Recuerdo esa ocasión en concreto porque mi madre, en un intento de hacer más agradable mi convalecencia, localizó un viejo libro de cuentos de los hermanos Grimm y pasó unas cuantas tardes sentada a mi lado leyéndomelo. Era un libro viejo, grueso y de páginas amarillentas; en la portada, un hada se inclinaba sobre una niña mientras la apuntaba con su varita.
Nunca supe de quién era ese libro, ni cómo acabó en mi casa. Tampoco entendía por qué había un hada en la portada, y decidí que quien la había diseñado no se había molestado en leer el libro, pues ni uno solo de los cuentos hablaba de hadas. Eran cuentos de princesas, pensados para otras generaciones, otros tiempos y otra sociedad, llenos de moralejas trasnochadas, de frases que destilaban sexismo, racismo, clasismo en cada palabra. Mi madre y yo acabamos partiéndonos de risa con aquellos cuentos, y yo, envalentonada por esa repentina e inesperada complicidad, empecé a detestar a las princesas.
Hoy en día, está de moda criticar los cuentos tradicionales porque las heroínas se limitan a esperar a ser salvadas por el príncipe, sin poner nada de su parte. Sin embargo, las razones de mi animadversión por aquellas criaturas imaginarias eran más profundas (o por lo menos, así las consideraba mi mente infantil).
Para empezar, todas las princesas de aquel libro eran rubias y de ojos azules. Por lo tanto, no conseguía identificarme con aquellas criaturas etéreas y angelicales: la naturaleza ha decidido bendecirme con unos ojos del color del mar pero los ha compensado con un pelo lacio a la vez que rebelde, de un castaño anónimo que odié durante toda mi infancia.
También detestaba su pasividad, la resignación con la que aceptaban todos los reveses que les deparaba la vida. Yo solía reaccionar con cierta contundencia ante las tropelías y no conseguía entender cómo esas heroínas podían esperar tranquilamente a que la situación se resolviera por si sola. Todavía no lo había entendido con claridad pero ya empezaba a percibir que para reparar una injusticia a menudo hay que luchar con uñas y dientes.
Años después, en plena rebeldía adolescente, decidí teñirme el pelo de rubio, un experimento que duró más bien poco: lo hice para dar forma al ser transgresor y anticonformista que había en mi interior y pugnaba por salir a la luz, pero en realidad fue una torpeza que me convirtió temporalmente en una princesa de pacotilla.

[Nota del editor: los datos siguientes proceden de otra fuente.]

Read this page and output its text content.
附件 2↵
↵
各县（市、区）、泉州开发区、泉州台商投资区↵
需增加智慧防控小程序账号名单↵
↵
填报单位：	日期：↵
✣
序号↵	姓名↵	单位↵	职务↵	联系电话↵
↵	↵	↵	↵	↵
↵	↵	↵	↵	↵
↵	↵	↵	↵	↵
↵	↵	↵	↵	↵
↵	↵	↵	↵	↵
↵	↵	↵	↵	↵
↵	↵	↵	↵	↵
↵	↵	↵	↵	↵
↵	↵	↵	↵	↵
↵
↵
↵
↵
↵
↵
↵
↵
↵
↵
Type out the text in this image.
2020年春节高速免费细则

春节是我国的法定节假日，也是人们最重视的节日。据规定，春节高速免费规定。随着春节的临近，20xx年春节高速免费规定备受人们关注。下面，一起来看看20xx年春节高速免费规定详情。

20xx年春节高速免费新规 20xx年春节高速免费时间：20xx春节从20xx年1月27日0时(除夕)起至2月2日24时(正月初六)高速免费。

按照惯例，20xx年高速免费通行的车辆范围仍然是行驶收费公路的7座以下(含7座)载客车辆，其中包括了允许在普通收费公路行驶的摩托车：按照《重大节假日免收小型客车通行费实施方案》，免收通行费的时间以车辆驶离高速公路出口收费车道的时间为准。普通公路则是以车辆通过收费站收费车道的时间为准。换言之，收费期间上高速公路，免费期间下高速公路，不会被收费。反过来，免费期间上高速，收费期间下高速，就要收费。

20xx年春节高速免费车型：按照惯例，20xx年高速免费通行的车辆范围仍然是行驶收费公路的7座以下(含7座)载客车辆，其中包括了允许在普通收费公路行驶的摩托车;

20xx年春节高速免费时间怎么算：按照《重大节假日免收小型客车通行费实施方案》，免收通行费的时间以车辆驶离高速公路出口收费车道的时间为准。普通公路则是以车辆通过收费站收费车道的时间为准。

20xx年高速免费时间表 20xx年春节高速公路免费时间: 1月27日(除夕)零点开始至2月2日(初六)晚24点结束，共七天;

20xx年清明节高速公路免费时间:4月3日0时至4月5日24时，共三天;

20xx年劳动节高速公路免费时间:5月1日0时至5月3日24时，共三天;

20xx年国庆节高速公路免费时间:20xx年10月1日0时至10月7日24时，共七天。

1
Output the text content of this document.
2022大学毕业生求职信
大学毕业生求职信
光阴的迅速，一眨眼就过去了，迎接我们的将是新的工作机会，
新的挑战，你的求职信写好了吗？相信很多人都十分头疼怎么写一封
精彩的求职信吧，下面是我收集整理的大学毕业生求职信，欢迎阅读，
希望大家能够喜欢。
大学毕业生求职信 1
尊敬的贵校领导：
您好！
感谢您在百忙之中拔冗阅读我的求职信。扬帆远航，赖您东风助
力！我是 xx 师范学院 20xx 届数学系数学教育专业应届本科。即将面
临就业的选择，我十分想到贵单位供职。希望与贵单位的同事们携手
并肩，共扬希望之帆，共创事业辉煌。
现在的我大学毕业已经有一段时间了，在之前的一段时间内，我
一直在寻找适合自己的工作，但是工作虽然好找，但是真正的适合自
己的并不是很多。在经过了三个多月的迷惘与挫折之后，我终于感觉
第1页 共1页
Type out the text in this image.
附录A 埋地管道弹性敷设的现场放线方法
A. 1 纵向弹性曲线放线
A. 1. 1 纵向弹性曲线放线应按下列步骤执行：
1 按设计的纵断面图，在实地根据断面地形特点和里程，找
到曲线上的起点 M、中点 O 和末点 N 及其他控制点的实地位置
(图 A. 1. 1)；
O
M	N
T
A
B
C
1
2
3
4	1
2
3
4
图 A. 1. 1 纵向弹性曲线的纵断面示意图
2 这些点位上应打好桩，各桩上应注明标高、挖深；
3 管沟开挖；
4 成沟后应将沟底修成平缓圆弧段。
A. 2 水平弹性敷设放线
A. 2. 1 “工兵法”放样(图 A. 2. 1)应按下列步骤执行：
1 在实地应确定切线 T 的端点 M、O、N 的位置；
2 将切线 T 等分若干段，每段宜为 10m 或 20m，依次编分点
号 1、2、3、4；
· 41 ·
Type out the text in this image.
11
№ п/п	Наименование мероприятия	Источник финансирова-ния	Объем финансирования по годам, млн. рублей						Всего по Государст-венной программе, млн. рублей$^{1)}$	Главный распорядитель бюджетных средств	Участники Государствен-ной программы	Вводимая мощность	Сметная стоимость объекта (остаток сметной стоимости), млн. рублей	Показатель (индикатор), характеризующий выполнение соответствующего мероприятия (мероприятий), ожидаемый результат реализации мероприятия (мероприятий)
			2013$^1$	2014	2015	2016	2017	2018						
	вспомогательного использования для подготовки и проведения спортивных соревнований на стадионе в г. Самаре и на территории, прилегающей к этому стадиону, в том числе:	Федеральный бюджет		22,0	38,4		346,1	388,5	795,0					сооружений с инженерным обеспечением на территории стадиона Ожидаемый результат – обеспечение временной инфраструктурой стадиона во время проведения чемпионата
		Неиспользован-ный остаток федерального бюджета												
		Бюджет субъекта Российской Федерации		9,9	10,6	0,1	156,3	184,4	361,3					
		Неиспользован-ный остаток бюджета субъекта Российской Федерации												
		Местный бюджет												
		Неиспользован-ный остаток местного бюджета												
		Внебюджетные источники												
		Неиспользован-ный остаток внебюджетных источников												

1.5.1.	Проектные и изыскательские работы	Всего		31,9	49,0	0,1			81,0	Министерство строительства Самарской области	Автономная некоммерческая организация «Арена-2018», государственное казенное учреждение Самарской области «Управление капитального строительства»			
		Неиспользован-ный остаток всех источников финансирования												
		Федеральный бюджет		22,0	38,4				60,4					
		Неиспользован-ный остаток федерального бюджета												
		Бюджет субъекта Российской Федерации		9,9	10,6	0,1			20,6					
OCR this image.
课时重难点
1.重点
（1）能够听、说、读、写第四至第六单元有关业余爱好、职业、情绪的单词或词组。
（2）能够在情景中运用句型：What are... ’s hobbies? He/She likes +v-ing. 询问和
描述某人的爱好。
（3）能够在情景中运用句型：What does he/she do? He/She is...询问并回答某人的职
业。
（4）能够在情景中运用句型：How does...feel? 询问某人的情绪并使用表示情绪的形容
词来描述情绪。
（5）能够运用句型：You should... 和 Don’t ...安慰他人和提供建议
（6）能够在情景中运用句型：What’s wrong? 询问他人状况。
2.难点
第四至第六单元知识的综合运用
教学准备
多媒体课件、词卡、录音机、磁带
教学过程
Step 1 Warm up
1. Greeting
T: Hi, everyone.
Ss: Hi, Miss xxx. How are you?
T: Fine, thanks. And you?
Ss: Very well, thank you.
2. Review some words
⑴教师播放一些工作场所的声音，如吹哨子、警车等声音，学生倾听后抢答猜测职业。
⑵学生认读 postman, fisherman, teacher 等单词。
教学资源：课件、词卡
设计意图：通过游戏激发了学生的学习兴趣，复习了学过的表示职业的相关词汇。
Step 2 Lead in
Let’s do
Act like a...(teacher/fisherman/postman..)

Mi inquina hacia las princesas imaginarias me acompaña hasta el día de hoy: hace mucho que no leo cuentos de hadas, pero me las sigo encontrando, disfrazadas de heroínas pluscuamperfectas en las novelas y obras más variadas. Son esas protagonistas supuestamente modernas y liberadas a las que todo el mundo adora, por las que todo el mundo se siente atraído, que encuentran el gran amor al que estaban predestinadas y nunca discuten con él, que no tienen defectos (como mucho un pelín de tozudez), que desprenden carisma y serenidad por cada poro de su piel. En realidad, no dejan de ser la versión actualizada y políticamente correcta de los viejos cuentos de los hermanos Grimm, las eternas heroínas ñoñas y sin rumbo que flotan alegremente por el río dejándose llevar por la corriente en vez de tirarse de cabeza por la cascada para ver qué hay debajo.